- From: Noah Mendelsohn/Cambridge/IBM <noah_mendelsohn@us.ibm.com>
- Date: Tue, 1 Apr 2003 14:18:20 -0500
- To: Marc Hadley <Marc.Hadley@Sun.COM>
- Cc: Mark Baker <mbaker@idokorro.com>, xml-dist-app@w3.org
And the unknowable philosophical question is: "before you see the end tag,
do you even have an Infoset in which to look for an mU attribute?" I
don't think that either Infoset or SOAP says much about this. I think
most SAX applications act as if you can start to extract information from
a partially parsed document. So, I can see this one either way. As a
practical matter I would side with Marc (as opposed to Mark) on this.
What worries me more is streaming request/response, which may be a use
case that doesn't make the 80/20 cut. Let's say I want to define an
"uppercase this string" service, which returns some body string in
uppercase. If the string is 1GByte long, it would be nice to stream the
response while the request is coming in, and indeed deadlock avoidance may
require it. If the input later proves to be not-well-formed, how do you
reflect the fault? That's the case that worry's me more, at least
architecturally. It's probably less common in practice.
Indeed, this can also arise when you are just generating a long response,
and then get in trouble at the application level. I guess all we can do is
leave it to the application to invent its own error protocol and put that
in the body. As far as SOAP is concerned, this will probably look like
success.
Maybe someone (ws-i.org?) should invent a standard user-level element to
be put as the last child of the body in cases where such
application-detected errors occur? SOAP wouldn't know about it, but it
could at least become a widely-deployed convention.

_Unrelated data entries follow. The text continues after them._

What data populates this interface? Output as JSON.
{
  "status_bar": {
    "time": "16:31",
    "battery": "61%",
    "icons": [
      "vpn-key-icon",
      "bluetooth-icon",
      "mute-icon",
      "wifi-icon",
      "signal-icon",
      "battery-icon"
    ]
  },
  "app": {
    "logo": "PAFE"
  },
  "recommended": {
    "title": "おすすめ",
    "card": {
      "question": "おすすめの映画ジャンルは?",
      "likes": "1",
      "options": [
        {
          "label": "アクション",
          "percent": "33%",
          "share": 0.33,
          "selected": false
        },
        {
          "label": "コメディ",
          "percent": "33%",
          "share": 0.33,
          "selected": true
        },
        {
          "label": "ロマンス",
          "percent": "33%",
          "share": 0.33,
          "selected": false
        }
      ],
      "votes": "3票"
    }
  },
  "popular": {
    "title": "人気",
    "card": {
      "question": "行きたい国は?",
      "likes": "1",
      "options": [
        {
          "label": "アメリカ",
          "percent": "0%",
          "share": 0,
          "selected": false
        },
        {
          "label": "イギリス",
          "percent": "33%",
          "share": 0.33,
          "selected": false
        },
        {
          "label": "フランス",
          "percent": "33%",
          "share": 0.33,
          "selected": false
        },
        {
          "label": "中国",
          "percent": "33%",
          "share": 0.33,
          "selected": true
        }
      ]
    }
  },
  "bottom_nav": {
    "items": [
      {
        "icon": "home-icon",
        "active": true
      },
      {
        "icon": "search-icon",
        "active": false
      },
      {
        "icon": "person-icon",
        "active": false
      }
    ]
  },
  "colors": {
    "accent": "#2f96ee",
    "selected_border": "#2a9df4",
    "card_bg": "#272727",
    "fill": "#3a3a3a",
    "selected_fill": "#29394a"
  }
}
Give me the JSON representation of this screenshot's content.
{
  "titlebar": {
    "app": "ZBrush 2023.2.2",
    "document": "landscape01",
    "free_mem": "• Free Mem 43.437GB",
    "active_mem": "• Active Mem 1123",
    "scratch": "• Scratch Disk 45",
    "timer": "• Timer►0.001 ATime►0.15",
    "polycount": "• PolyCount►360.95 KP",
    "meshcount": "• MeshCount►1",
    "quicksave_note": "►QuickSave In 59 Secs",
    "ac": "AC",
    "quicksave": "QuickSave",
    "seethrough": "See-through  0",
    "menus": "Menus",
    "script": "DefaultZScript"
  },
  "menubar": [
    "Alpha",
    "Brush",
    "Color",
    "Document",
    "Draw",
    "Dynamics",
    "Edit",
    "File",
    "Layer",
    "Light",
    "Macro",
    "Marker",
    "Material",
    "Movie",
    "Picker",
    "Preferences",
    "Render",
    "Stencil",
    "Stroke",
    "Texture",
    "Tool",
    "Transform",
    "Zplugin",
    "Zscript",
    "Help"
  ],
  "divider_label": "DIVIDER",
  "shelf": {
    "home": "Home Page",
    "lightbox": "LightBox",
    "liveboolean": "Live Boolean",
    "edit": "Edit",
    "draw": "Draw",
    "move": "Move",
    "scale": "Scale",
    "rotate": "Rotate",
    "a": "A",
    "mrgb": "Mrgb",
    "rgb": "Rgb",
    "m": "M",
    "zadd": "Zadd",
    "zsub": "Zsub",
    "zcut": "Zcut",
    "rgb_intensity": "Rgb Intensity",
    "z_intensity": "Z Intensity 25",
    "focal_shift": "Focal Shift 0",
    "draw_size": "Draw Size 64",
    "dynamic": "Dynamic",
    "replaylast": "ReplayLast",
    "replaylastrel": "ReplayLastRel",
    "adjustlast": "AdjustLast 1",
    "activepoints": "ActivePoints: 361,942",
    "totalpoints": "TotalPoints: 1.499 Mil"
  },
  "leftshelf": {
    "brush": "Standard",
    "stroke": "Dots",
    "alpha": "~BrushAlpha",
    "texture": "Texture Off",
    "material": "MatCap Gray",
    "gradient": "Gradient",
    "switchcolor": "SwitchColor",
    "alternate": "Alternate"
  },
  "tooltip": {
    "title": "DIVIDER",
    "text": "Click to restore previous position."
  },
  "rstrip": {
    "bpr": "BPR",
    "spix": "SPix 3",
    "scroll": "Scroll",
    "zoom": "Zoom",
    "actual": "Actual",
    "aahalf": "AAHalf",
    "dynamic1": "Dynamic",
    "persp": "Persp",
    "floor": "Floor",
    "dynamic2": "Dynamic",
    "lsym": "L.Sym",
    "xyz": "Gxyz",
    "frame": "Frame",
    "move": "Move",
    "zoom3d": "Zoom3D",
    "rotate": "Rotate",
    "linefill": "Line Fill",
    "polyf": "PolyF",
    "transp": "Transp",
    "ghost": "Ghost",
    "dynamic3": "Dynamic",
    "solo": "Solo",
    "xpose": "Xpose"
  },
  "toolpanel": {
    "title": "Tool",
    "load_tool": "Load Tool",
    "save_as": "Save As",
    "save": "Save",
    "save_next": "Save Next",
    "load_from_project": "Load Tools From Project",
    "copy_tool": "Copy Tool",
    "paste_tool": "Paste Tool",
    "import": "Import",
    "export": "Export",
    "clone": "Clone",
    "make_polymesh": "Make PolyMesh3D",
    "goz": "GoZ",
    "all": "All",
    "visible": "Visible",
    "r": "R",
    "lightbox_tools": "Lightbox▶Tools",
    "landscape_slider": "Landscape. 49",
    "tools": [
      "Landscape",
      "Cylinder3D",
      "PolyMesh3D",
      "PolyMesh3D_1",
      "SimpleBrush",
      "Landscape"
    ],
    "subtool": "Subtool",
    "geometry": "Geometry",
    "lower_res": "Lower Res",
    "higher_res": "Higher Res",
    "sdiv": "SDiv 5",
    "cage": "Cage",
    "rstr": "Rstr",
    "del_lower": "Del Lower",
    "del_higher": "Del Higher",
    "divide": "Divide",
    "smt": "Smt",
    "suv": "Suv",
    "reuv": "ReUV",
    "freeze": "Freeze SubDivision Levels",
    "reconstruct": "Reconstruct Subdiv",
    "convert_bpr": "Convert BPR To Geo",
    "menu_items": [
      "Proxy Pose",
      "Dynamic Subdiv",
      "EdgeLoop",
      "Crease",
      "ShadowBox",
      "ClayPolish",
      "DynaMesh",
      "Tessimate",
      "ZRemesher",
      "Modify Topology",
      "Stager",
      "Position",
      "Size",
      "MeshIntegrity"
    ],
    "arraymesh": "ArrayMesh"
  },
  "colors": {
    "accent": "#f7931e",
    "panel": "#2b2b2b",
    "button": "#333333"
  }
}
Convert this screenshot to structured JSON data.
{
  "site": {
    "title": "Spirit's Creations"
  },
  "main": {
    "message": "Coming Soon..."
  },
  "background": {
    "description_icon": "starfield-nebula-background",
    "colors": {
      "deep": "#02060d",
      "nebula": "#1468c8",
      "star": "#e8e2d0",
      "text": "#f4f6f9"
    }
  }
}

------------------------------------------------------------------
Noah Mendelsohn Voice: 1-617-693-4036
IBM Corporation Fax: 1-617-693-8676
One Rogers Street
Cambridge, MA 02142
------------------------------------------------------------------
Marc Hadley <Marc.Hadley@Sun.COM>
Sent by: xml-dist-app-request@w3.org
04/01/2003 02:05 PM
To: Mark Baker <mbaker@idokorro.com>
cc: Noah Mendelsohn/Cambridge/IBM <noah_mendelsohn@us.ibm.com>,
xml-dist-app@w3.org
Subject: Re: Streaming and Well-Formedness
On Tuesday, Apr 1, 2003, at 13:20 US/Eastern, Mark Baker wrote:
>
> It's my understanding that you shouldn't be chucking mU faults, or
> doing
> any processing for that matter, until the envelope has been determined
> to
> be well formed.
>
I'm not sure the spec says that, in fact:
"A message may contain or result in multiple errors during processing.
Except where the order of detection is specifically indicated (as in
2.4 Understanding SOAP Header Blocks), a SOAP node is at liberty to
reflect any single fault from the set of possible faults prescribed for
the errors encountered. The selection of a fault need not be predicated
on the application of the "MUST", "SHOULD" or "MAY" keywords to the
generation of the fault, with the exception that if one or more of the
prescribed faults is qualified with the "MUST" keyword, then any one
fault from the set of possible faults MUST be generated."
So I think my service would be at liberty to return a mustUnderstand
fault even if the envelope turned out to be not well formed (provided
of course a mustUnderstand fault was also appropriate)
Marc.
>> -----Original Message-----
>> From: Marc Hadley [mailto:Marc.Hadley@Sun.COM]
>> Sent: Tuesday, April 01, 2003 9:49 AM
>> To: Noah Mendelsohn/Cambridge/IBM
>> Cc: xml-dist-app@w3.org
>> Subject: Re: Streaming and Well-Formedness
>>
>>
>>
>> I agree that there are cases where streaming is difficult, but there
>> are some cases where streaming is useful. E.g. a receiver can send a
>> mustUnderstand fault without waiting for the (potentially large) body
>> of the incoming message to be completely received.
>>
>> Regards,
>> Marc.
>
>
--
Marc Hadley <marc.hadley@sun.com>
Web Technologies and Standards, Sun Microsystems.